Made by the International Silver Co in Meriden, Connecticut, the 15in (38cm) high model was based on the Boston Lighthouse, the first lighthouse to be built in America. It was raised to the ground by the English in 1776 and then re-built in 1783. This model was made in two sizes, the larger edition measuring 20in high.
Signed on the base, the example at Sotheby’s was in good condition for its age. Being an unusual item and making a rare appearance on the market, it outstripped a $3000-5000 estimate at the online timed auction that closed on May 21, bringing 14 separate bids and selling at $14,000 (£11,410).
With premium, the buyer will pay $17,500 (£14,260).
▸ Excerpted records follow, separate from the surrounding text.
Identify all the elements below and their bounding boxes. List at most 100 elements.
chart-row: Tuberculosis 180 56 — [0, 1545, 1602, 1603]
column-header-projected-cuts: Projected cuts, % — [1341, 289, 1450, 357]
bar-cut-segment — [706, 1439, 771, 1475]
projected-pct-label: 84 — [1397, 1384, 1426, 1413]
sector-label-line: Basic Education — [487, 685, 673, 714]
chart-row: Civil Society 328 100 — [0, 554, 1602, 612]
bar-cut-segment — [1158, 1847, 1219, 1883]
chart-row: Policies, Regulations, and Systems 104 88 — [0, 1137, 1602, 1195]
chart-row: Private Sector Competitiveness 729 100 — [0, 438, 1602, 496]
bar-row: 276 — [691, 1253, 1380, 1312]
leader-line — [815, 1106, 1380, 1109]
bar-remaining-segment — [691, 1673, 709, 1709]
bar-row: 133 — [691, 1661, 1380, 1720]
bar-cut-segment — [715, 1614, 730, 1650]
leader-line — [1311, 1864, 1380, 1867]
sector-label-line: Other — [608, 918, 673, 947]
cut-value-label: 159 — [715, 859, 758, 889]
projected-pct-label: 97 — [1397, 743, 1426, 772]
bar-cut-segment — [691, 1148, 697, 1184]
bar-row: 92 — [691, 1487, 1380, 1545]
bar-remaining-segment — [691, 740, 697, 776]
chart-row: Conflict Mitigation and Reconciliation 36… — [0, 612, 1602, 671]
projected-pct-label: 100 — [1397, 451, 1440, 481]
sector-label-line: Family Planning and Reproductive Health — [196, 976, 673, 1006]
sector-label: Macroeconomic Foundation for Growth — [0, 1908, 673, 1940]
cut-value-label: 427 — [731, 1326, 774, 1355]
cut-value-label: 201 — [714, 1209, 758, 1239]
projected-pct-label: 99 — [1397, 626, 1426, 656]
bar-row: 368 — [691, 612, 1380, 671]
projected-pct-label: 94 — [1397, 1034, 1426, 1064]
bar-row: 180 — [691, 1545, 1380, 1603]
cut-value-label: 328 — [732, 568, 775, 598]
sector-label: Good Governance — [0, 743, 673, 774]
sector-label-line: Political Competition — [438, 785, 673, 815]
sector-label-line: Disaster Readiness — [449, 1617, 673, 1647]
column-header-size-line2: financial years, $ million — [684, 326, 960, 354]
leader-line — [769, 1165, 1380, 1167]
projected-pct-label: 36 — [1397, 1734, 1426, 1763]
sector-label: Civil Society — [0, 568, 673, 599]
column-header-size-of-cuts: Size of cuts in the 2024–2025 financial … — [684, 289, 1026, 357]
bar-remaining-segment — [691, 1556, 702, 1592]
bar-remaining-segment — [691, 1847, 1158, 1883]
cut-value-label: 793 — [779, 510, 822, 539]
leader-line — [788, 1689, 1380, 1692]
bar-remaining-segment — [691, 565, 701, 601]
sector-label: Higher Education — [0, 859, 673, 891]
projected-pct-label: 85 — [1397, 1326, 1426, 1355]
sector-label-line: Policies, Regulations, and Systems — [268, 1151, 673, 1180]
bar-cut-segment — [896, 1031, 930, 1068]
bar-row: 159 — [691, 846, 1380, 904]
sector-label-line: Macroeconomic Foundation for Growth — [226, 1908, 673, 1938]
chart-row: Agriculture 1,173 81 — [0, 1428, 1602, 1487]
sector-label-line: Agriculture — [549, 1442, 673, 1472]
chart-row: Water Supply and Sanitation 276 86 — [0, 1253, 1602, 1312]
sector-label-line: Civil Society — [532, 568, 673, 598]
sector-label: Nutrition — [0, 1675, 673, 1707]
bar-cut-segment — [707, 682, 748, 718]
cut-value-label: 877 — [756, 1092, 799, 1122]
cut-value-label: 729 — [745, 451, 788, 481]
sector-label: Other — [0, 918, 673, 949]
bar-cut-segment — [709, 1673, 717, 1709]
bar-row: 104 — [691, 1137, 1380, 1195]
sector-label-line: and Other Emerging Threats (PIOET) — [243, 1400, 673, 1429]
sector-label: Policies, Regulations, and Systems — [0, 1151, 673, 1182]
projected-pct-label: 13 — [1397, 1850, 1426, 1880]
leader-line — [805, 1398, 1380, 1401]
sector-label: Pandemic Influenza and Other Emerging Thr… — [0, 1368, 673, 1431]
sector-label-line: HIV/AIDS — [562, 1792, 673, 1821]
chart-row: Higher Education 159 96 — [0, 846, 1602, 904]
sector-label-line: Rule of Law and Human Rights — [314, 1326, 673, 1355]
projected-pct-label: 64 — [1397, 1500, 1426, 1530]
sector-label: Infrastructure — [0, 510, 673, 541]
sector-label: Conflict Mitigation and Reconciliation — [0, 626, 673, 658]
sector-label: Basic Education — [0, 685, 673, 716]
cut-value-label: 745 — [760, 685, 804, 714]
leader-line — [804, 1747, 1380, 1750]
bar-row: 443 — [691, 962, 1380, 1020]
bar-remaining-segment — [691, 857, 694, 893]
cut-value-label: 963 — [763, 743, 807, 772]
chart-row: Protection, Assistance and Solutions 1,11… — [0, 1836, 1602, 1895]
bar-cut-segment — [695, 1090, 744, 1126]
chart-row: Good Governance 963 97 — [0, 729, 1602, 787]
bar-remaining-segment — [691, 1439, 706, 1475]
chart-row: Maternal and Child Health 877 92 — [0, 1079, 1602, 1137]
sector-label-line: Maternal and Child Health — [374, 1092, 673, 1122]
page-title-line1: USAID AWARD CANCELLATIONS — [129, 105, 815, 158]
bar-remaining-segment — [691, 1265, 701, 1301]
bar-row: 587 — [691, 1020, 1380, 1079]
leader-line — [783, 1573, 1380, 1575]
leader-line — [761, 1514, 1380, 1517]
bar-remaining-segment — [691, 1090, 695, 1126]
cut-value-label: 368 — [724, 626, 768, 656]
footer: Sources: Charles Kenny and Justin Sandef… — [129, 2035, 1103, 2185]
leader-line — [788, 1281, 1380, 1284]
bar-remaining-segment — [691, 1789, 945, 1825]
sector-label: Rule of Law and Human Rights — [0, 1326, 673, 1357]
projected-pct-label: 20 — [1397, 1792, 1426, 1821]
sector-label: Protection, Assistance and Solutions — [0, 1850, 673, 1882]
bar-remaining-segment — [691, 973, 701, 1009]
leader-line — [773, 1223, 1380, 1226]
For the sale, Sotheby’s partnered with Alan Bedwell, owner of vintage accessories gallery Foundwell, to curate a selection of barware and related silver items. The auction was timed for centenary of the introduction of prohibition – when the manufacture, transportation and sale of alcoholic drink was banned in the US in 1920.
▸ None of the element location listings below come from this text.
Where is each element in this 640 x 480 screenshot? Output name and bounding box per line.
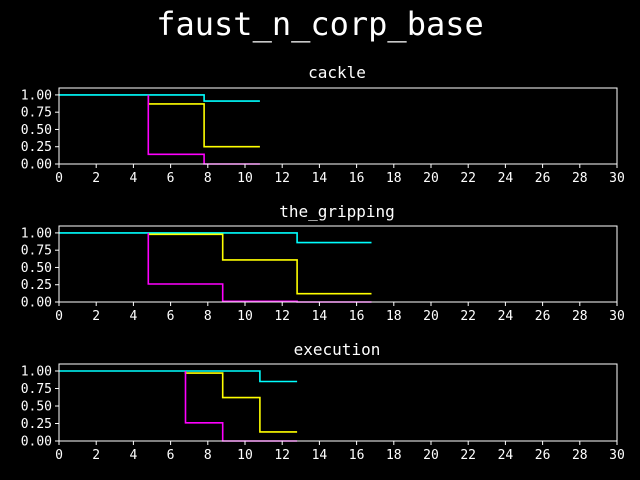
x-tick-label: 24 [498, 309, 514, 324]
x-tick-label: 22 [460, 448, 476, 463]
x-tick-label: 18 [386, 309, 402, 324]
y-tick-label: 1.00 [21, 88, 52, 103]
y-tick-label: 1.00 [21, 226, 52, 241]
x-tick-label: 4 [129, 309, 137, 324]
x-tick-label: 8 [204, 309, 212, 324]
x-tick-label: 16 [349, 309, 365, 324]
y-tick-label: 0.00 [21, 435, 52, 450]
y-tick-label: 0.00 [21, 158, 52, 173]
subplot-2: the_gripping 0 2 4 6 8 10 12 14 16 18 20 22 24 26 28 30… [21, 202, 625, 324]
x-tick-label: 0 [55, 448, 63, 463]
x-tick-label: 6 [167, 448, 175, 463]
x-tick-label: 26 [535, 448, 551, 463]
x-tick-label: 18 [386, 171, 402, 186]
x-tick-label: 4 [129, 171, 137, 186]
x-tick-label: 14 [312, 171, 328, 186]
x-tick-label: 2 [92, 448, 100, 463]
x-tick-label: 2 [92, 171, 100, 186]
y-tick-label: 0.75 [21, 106, 52, 121]
x-tick-label: 30 [609, 448, 625, 463]
x-tick-label: 26 [535, 171, 551, 186]
x-tick-label: 8 [204, 448, 212, 463]
x-tick-label: 0 [55, 309, 63, 324]
x-tick-label: 12 [274, 448, 290, 463]
x-tick-label: 16 [349, 448, 365, 463]
x-tick-label: 12 [274, 171, 290, 186]
x-tick-label: 6 [167, 309, 175, 324]
plot-area: 0 2 4 6 8 10 12 14 16 18 20 22 24 26 28 300.000.250.500… [21, 363, 625, 463]
figure-title: faust_n_corp_base [156, 5, 484, 43]
x-tick-label: 10 [237, 309, 253, 324]
x-tick-label: 12 [274, 309, 290, 324]
x-tick-label: 22 [460, 171, 476, 186]
axes-frame [58, 363, 618, 442]
x-tick-label: 28 [572, 171, 588, 186]
subplot-title: cackle [308, 63, 366, 82]
x-tick-label: 28 [572, 448, 588, 463]
subplot-title: the_gripping [279, 202, 395, 221]
y-tick-label: 0.50 [21, 123, 52, 138]
y-tick-label: 0.50 [21, 261, 52, 276]
series-line [147, 94, 260, 148]
x-tick-label: 26 [535, 309, 551, 324]
y-tick-label: 0.25 [21, 278, 52, 293]
y-tick-label: 1.00 [21, 365, 52, 380]
x-tick-label: 18 [386, 448, 402, 463]
x-tick-label: 20 [423, 171, 439, 186]
x-tick-label: 6 [167, 171, 175, 186]
x-tick-label: 14 [312, 448, 328, 463]
x-tick-label: 10 [237, 448, 253, 463]
y-tick-label: 0.75 [21, 382, 52, 397]
x-tick-label: 10 [237, 171, 253, 186]
subplot-3: execution 0 2 4 6 8 10 12 14 16 18 20 22 24 26 28 300.0… [21, 340, 625, 463]
axes-frame [58, 225, 618, 303]
x-tick-label: 24 [498, 448, 514, 463]
plot-area: 0 2 4 6 8 10 12 14 16 18 20 22 24 26 28 300.000.250.500… [21, 225, 625, 324]
series-line [59, 370, 298, 383]
plot-area: 0 2 4 6 8 10 12 14 16 18 20 22 24 26 28 300.000.250.500… [21, 87, 625, 186]
subplot-title: execution [294, 340, 381, 359]
series-line [59, 232, 372, 244]
x-tick-label: 20 [423, 309, 439, 324]
y-tick-label: 0.75 [21, 244, 52, 259]
axes-frame [58, 87, 618, 165]
x-tick-label: 4 [129, 448, 137, 463]
x-tick-label: 24 [498, 171, 514, 186]
x-tick-label: 0 [55, 171, 63, 186]
y-tick-label: 0.25 [21, 417, 52, 432]
x-tick-label: 8 [204, 171, 212, 186]
x-tick-label: 14 [312, 309, 328, 324]
y-tick-label: 0.00 [21, 296, 52, 311]
x-tick-label: 28 [572, 309, 588, 324]
x-tick-label: 20 [423, 448, 439, 463]
y-tick-label: 0.50 [21, 400, 52, 415]
subplot-1: cackle 0 2 4 6 8 10 12 14 16 18 20 22 24 26 28 300.000.… [21, 63, 625, 186]
series-line [59, 94, 260, 102]
x-tick-label: 30 [609, 309, 625, 324]
x-tick-label: 2 [92, 309, 100, 324]
x-tick-label: 16 [349, 171, 365, 186]
y-tick-label: 0.25 [21, 140, 52, 155]
x-tick-label: 30 [609, 171, 625, 186]
x-tick-label: 22 [460, 309, 476, 324]
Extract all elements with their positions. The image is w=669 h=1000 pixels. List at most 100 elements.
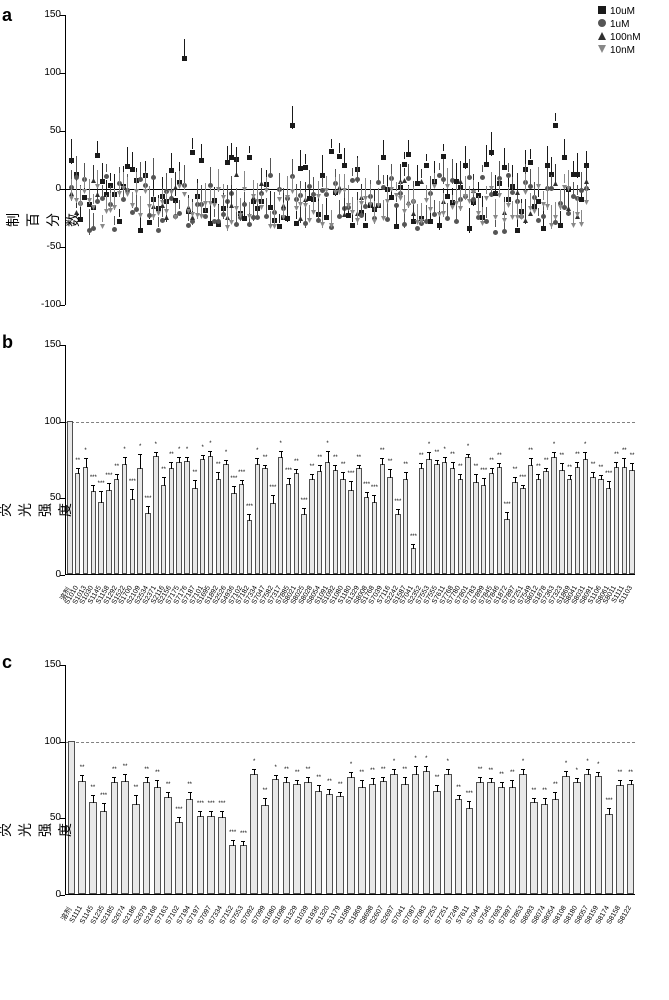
significance-marker: *** [245,504,254,510]
error-bar [387,186,388,200]
error-bar [469,208,470,233]
error-cap [388,469,392,470]
significance-marker: *** [502,502,511,508]
bar [465,457,470,574]
significance-marker: ** [130,785,142,791]
error-bar [404,168,405,176]
significance-marker: ** [541,458,550,464]
error-bar [517,173,518,194]
error-cap [529,458,533,459]
error-bar [309,170,310,185]
significance-marker: ** [87,785,99,791]
error-bar [577,185,578,195]
bar [317,471,322,574]
bar [336,796,344,894]
error-cap [123,457,127,458]
error-bar [486,186,487,194]
error-cap [381,777,385,778]
error-cap [614,462,618,463]
error-bar [499,179,500,195]
error-bar [157,780,158,788]
significance-marker: ** [184,782,196,788]
error-bar [244,171,245,191]
error-bar [499,161,500,178]
error-bar [452,195,453,202]
y-tick-label: 0 [37,183,61,194]
error-bar [140,196,141,217]
error-bar [495,175,496,196]
bar [598,479,603,574]
bar [175,822,183,894]
y-tick-mark [60,189,65,190]
error-bar [175,204,176,213]
error-bar [136,795,137,804]
error-bar [564,174,565,183]
bar [325,462,330,574]
error-bar [484,478,485,486]
error-cap [302,508,306,509]
error-bar [508,163,509,172]
significance-marker: * [593,762,605,768]
error-bar [547,146,548,168]
bar [347,777,355,894]
error-bar [218,205,219,220]
panel-b-plot: ****************************************… [65,345,635,575]
error-cap [553,792,557,793]
bar [75,473,80,574]
error-bar [249,514,250,522]
error-bar [443,159,444,184]
error-bar [328,451,329,463]
y-tick-label: 100 [37,67,61,78]
significance-marker: *** [464,791,476,797]
significance-marker: *** [299,498,308,504]
error-bar [585,452,586,460]
error-bar [408,164,409,177]
error-cap [295,780,299,781]
error-bar [421,169,422,179]
error-bar [469,801,470,809]
error-cap [169,462,173,463]
bar [629,470,634,574]
error-bar [525,174,526,193]
error-bar [531,458,532,466]
error-cap [568,475,572,476]
bar [498,787,506,894]
legend-label: 10nM [610,45,635,56]
error-bar [110,173,111,182]
error-bar [417,165,418,185]
error-cap [349,481,353,482]
significance-marker: * [571,768,583,774]
error-bar [439,201,440,211]
error-cap [396,509,400,510]
error-cap [521,769,525,770]
significance-marker: * [388,759,400,765]
error-bar [456,184,457,205]
error-cap [427,452,431,453]
y-tick-label: 100 [37,416,61,427]
bar [605,814,613,894]
significance-marker: *** [96,481,105,487]
bar [301,514,306,574]
bar [106,490,111,574]
bar [294,473,299,574]
error-bar [517,200,518,219]
bar [627,784,635,894]
error-bar [469,159,470,179]
error-bar [106,164,107,172]
error-bar [304,508,305,516]
significance-marker: ** [401,462,410,468]
significance-marker: *** [370,485,379,491]
error-bar [365,178,366,202]
significance-marker: * [135,444,144,450]
error-cap [575,778,579,779]
error-bar [261,168,262,182]
error-bar [383,200,384,221]
error-bar [383,175,384,183]
bar [100,811,108,894]
error-cap [622,458,626,459]
error-cap [279,451,283,452]
significance-marker: *** [173,807,185,813]
error-bar [609,481,610,489]
error-cap [209,811,213,812]
error-cap [318,465,322,466]
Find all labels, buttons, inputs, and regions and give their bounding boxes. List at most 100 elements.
Another lot that brought strong bidding was rare 1930s silver-plated double spirit flask disguised as a pair of leather covered binoculars. Made by the English silversmiths James Dixon & Sons, the lens caps can be twisted off and filled with an alcoholic drink while the objective lenses on the reverse conceal two removable cups.
The binoculars were estimated at $800-1200 and, after a number of interest parties left no fewer than 26 bids online, the lot sold at $4200 (£3420) – $5250 with premium.
The overall premium-inclusive total for the sale was $303,375 (£247,250).
The buyer’s premium at Sotheby’s was 25/20/13.9%.